Rappelés en 1956, après avoir terminé leur service militaire et repris leur activités civiles, au moment même où l’Algérie rentrait en révolte, Enne et ses compagnons, qui sont étudiant, ingénieur, instituteur, commerçant ou fermiers du Limousin, rempilent et sont envoyés au village de Lacroix.
On attend un officier de carrière, un saint-cyrien, pour encadrer ces simples soldats et « maintenir l’ordre » dans ce coin d’Algérie près de la frontière tunisienne.
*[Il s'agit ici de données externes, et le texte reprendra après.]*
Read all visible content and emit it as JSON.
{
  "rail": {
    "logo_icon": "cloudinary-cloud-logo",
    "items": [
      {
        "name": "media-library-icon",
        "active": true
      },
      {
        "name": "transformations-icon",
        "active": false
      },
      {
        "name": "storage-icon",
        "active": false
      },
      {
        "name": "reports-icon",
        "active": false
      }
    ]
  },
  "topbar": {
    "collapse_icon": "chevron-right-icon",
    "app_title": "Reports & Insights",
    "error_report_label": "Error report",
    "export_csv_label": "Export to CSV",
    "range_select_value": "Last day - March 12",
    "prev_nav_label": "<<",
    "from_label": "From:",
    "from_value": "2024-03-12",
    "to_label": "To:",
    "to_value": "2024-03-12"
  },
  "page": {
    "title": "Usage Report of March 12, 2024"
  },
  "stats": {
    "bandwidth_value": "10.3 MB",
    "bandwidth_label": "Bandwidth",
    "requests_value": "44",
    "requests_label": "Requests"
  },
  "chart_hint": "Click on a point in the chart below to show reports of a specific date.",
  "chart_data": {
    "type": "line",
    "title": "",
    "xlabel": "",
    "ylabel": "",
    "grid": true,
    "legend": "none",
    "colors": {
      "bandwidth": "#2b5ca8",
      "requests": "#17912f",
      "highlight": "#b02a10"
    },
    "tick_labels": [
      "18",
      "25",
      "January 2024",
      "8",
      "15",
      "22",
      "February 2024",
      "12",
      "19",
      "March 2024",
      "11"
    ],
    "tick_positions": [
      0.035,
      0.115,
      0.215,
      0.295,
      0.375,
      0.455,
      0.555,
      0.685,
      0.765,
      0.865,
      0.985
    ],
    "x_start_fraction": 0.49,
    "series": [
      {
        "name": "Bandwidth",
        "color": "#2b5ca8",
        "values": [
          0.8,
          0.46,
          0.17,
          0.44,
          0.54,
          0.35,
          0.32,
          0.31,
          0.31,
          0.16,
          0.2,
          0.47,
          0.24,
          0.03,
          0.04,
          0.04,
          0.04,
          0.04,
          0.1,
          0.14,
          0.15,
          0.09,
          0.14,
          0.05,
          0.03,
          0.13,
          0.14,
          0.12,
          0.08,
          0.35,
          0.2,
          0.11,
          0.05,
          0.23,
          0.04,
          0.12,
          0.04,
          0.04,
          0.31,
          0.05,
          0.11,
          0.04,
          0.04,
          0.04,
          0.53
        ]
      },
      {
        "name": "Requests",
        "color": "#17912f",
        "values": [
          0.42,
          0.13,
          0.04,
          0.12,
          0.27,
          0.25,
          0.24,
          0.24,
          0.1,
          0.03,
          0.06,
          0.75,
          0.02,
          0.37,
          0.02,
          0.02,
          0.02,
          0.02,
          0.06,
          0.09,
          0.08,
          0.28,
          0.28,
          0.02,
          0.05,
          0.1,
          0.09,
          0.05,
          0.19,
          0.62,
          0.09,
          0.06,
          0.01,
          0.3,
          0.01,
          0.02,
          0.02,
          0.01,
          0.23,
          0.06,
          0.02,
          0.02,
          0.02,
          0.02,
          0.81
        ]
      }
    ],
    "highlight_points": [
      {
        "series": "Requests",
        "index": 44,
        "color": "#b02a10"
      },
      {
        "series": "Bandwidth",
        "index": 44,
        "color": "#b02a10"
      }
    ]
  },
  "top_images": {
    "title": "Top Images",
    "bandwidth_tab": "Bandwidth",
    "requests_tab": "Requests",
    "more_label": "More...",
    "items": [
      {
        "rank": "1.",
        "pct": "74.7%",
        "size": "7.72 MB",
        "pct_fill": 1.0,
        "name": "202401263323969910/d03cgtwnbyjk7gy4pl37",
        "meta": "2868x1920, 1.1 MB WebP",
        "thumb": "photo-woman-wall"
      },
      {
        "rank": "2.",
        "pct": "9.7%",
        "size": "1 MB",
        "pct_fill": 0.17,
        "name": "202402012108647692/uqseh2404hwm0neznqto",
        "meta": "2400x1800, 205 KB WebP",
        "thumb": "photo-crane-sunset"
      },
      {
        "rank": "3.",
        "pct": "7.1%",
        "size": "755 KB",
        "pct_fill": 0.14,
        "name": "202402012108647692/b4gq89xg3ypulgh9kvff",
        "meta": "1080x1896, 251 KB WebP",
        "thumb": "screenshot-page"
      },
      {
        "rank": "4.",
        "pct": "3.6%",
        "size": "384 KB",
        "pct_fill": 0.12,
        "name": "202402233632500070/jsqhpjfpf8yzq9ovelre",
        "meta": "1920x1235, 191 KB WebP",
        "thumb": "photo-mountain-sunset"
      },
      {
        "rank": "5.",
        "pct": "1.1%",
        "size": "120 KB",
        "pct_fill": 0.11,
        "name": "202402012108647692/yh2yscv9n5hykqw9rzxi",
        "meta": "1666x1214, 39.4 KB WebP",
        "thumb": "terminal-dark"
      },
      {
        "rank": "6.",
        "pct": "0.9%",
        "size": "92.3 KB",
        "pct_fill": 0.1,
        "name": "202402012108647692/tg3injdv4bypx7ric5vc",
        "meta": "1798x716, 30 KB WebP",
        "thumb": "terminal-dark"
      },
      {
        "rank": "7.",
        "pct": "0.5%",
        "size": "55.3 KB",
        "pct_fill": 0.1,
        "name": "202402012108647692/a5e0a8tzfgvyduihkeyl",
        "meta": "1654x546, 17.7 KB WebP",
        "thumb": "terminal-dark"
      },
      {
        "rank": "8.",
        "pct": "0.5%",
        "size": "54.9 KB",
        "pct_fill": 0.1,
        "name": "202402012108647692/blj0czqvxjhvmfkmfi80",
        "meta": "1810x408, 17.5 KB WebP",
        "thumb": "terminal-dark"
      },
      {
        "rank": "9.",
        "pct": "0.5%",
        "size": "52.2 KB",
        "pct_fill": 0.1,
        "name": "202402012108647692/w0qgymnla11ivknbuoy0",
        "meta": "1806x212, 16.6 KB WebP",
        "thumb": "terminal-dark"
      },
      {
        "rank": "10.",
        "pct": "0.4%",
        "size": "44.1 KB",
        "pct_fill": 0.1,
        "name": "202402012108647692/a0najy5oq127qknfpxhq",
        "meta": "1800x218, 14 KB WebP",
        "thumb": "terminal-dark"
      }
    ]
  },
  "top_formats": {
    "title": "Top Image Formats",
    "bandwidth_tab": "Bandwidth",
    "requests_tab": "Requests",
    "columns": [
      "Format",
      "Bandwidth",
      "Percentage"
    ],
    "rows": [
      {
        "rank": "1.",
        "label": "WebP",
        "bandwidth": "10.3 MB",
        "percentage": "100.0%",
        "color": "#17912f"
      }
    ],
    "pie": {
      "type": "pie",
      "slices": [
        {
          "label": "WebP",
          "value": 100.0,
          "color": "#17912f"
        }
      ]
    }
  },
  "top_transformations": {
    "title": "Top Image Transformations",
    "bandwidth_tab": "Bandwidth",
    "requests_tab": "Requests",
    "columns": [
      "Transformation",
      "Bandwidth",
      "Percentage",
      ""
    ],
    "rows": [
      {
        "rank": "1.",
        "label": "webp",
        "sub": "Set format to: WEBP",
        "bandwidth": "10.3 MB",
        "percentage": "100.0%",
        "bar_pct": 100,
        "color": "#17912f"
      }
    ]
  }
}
Mais l’officier n’arrive pas, alors on s’arrange, Enne, qui a fait l’école de sous-officier, prend le commandement. Étudiant en philosophie, grand lecteur d’Aristote, il trimballe au fond de ses poches un exemplaire de « l’éthique à Nicomaque » qui mérite à peine encore le nom de livre. Il mène ses hommes sur la pointe des pieds, essayant de laisser la trace la plus ténue possible du passage de l’armée française. Quand ils arrivent à Lacroix, il ne reste rien du village incendié, et la section qui l’occupait avant eux a tout emporté, ne laissant pas même une liste d’instruction. Alors on s’organise, on retape un peu, on fait quelques rondes en essayant de ne pas effaroucher la population locale, et surtout on tâche de s’occuper pour garder le moral intact. Une école est créée, on appâte les enfants en leur offrant la cantine, une cohabitation s’installe. On interprète les ordres à l’aune d’une occupation paisible, malgré les dérapages et les bavures, en essayant de maintenir un fragile équilibre, qui n’est ni la paix ni la guerre, mais un entre-deux un peu flou où se cache une humanité obstinée, une rage silencieuse à ne pas se laisser emporter par la culpabilité et la colère. C’est la vie quotidienne d’une petite garnison, émaillée de scènes qui vous laissent éberlué, suffocant sur votre canapé tremblant, et racontée dans une langue humble et lumineuse, à hauteur d’homme, dans un grand roman de la petite histoire.